“Now, it came about when Joshua was by Jericho, that he lifted up his eyes, and looked and behold, a man was standing opposite him with his sword drawn in his hand” (Jos.5:13a).
“The act of observing or taking notice; the act of seeing or fixing the mind on anything; notion gained by observing; the effect or result of seeing or taking cognizance in the mind; or that which is produced by thinking and reflecting on a subject”(Noah Webster’s dictionary. 1828).
Observation requires thinking. It is not just seeing; it’s perceiving what one sees. Observation causes us to slow down, filter each word, process what is actually being said, and what is actually happening. Observation is taking a step back and looking at the big picture.
Here are some tips…
Read through it more than once before studying a chapter. Use multiple translations.
Ask: who, what, where, when, why, how, how not, what does it actually say, what does it not say, etc., etc.
Write a list of questions that come to mind: note who is speaking; who is being spoken too; those who may be listening or watching; what happened before and after.
Become one of the characters in the story. Observe what is happening from their perspective. Use your five senses: see what they see; hear what they hear; smell what they smell; touch what they touch, and taste what they taste. Try this with multiple characters.
Here is an example…
“Consider the lilies of the field, how they grow; they neither toil nor spin, yet I tell you that even Solomon in all his glory was not arrayed like one of these” (Matt.6:28b-29).

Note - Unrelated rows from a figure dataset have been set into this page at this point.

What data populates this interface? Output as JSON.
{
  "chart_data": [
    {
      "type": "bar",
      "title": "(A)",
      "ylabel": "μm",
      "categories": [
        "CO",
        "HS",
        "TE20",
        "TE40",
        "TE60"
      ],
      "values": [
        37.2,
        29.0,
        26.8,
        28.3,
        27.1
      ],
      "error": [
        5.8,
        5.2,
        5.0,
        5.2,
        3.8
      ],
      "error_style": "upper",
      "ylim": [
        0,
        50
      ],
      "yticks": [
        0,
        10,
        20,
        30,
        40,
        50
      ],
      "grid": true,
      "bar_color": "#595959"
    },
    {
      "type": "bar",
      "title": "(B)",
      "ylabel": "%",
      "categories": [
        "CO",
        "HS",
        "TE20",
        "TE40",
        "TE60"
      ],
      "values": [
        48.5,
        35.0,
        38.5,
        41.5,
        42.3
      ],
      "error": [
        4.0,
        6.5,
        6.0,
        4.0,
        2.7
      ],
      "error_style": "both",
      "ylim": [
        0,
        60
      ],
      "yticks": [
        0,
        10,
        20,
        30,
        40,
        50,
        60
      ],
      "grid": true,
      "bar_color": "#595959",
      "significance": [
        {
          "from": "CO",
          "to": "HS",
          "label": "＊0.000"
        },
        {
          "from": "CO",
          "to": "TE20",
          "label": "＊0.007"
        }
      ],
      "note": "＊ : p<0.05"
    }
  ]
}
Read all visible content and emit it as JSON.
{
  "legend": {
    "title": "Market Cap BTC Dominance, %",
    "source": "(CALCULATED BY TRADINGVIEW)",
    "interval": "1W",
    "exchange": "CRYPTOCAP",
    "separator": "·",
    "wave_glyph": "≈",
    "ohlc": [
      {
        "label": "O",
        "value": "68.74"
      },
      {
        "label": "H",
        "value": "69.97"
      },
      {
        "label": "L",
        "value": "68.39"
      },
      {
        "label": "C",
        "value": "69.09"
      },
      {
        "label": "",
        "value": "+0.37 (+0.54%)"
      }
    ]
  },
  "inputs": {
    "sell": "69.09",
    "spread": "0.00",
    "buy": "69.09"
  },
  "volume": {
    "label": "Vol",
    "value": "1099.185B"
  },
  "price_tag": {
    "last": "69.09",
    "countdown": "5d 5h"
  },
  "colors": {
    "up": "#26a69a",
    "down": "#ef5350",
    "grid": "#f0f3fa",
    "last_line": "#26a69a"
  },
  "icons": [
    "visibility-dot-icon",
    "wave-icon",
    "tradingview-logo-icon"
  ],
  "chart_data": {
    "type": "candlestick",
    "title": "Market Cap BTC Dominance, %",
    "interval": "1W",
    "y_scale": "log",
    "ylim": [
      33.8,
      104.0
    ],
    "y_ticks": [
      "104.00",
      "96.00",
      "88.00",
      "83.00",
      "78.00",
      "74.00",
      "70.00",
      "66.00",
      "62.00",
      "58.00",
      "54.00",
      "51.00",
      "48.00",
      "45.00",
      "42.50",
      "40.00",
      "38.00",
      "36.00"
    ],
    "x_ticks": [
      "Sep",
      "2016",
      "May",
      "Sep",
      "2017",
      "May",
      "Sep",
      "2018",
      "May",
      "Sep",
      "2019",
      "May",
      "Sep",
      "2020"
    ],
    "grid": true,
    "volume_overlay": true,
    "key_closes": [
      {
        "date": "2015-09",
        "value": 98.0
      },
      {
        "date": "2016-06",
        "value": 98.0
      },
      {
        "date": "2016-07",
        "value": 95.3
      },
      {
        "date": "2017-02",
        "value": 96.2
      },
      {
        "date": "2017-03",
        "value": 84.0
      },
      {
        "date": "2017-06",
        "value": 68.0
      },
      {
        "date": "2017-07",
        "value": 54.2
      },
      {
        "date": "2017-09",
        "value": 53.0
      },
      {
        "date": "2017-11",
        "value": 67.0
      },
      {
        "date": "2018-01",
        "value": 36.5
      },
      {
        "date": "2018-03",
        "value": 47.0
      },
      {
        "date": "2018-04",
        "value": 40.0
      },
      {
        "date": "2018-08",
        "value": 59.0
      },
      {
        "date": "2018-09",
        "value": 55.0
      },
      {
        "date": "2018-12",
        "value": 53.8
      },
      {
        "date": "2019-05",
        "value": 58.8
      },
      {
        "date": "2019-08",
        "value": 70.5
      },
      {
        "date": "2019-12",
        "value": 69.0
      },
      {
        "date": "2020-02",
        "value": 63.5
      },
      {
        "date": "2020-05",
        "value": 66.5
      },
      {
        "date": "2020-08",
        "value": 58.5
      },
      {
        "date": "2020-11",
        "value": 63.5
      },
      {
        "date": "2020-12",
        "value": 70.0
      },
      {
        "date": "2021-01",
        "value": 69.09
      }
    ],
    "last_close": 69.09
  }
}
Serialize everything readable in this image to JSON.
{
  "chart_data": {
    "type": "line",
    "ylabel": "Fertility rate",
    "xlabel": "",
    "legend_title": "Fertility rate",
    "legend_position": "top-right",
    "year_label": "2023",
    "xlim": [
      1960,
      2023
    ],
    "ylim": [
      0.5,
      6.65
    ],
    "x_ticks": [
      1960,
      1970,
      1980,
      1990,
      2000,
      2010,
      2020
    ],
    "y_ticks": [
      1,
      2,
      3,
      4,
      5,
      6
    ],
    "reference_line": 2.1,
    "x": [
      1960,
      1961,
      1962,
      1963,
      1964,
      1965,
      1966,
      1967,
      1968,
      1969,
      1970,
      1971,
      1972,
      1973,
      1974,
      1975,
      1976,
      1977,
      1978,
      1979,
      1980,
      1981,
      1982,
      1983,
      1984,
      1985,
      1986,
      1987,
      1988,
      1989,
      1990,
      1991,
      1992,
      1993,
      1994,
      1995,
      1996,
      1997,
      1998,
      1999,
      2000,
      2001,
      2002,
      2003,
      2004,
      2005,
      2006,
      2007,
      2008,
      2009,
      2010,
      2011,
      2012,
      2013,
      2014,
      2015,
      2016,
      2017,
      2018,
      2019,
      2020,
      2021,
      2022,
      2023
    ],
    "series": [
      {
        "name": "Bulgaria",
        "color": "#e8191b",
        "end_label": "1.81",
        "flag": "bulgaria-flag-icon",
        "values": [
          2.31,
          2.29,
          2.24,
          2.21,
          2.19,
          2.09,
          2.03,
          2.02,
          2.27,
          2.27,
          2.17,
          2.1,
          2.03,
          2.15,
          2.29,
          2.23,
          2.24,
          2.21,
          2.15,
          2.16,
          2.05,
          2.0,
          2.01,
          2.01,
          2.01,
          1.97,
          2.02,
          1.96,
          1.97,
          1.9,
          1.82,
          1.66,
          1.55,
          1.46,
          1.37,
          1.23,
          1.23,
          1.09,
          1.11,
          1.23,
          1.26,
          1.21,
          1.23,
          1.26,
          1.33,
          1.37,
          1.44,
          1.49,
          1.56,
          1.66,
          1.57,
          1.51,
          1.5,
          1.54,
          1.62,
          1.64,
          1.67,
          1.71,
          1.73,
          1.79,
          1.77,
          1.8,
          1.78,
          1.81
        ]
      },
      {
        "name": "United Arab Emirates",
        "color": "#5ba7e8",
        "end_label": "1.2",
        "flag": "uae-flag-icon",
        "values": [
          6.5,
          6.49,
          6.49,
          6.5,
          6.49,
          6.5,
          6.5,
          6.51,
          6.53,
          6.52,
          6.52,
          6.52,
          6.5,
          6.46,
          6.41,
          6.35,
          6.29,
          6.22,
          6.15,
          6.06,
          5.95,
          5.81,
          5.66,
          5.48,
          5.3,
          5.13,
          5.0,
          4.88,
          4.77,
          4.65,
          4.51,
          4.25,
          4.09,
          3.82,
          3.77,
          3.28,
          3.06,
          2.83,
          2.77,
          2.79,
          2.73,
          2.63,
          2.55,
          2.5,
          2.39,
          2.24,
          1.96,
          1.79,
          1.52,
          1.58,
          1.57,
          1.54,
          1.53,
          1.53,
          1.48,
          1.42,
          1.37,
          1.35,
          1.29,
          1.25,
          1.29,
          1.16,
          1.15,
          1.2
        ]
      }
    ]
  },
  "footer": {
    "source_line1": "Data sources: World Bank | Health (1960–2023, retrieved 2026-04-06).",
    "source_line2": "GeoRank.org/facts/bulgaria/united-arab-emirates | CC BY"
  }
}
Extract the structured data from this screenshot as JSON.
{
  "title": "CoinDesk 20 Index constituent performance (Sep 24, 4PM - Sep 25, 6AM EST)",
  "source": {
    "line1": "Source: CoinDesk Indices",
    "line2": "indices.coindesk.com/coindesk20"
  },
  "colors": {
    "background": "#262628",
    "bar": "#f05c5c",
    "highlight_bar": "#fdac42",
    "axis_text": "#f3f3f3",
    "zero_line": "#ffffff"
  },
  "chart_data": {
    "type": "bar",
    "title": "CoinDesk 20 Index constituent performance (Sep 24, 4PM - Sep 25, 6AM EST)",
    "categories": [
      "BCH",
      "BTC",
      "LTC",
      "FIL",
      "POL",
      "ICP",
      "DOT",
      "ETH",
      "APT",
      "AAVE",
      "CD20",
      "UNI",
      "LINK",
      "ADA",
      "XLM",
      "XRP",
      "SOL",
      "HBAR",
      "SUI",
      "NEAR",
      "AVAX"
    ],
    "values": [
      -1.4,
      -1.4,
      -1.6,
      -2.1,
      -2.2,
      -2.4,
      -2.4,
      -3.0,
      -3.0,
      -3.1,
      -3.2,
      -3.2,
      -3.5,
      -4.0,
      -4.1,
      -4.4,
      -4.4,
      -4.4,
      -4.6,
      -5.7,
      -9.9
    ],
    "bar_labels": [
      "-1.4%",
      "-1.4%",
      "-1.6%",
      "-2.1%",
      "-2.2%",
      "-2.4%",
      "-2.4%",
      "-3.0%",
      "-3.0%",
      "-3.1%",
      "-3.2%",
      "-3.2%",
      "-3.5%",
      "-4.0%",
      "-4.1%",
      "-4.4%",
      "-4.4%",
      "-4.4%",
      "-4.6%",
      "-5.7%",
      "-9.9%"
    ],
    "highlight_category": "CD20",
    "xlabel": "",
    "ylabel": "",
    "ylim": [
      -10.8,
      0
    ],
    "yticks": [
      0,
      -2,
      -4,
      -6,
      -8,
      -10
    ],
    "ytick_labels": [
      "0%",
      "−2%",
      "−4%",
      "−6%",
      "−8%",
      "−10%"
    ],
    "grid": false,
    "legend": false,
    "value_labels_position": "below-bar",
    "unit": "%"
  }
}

Jesus uses the skill of observation. He draws the disciples’ attention to the lilies, causing them to pay closer attention to their growth process. He doesn’t point out what the lilies do, He points out what they don’t do: They “neither toil nor spin”. They are a work of God alone.
Okay, let’s build on Jesus’ observation. Who was Jesus speaking to? He was speaking to the disciples. Where were they? They were on a small mountain. Was it possible that they were in a field of lilies? And did Jesus draw their attention to this field of lilies? Now, Imagine the disciples at the top of a large hill, standing in a field of lilies. They’re gazing intently at the lilies all around them as Jesus is teaching.
Can you smell the lilies? Can you see the field? If you can, then you just did observation. Can you see how observation paints a portrait?
In this passage, Jesus does the observation for us. It is a good example of how we should be closely observing in our studies. We should apply this same attention to God’s Word. Like the disciples ignoring the lilies of the field, if we do not pay close attention to the Word of God we will miss what is right in front of us.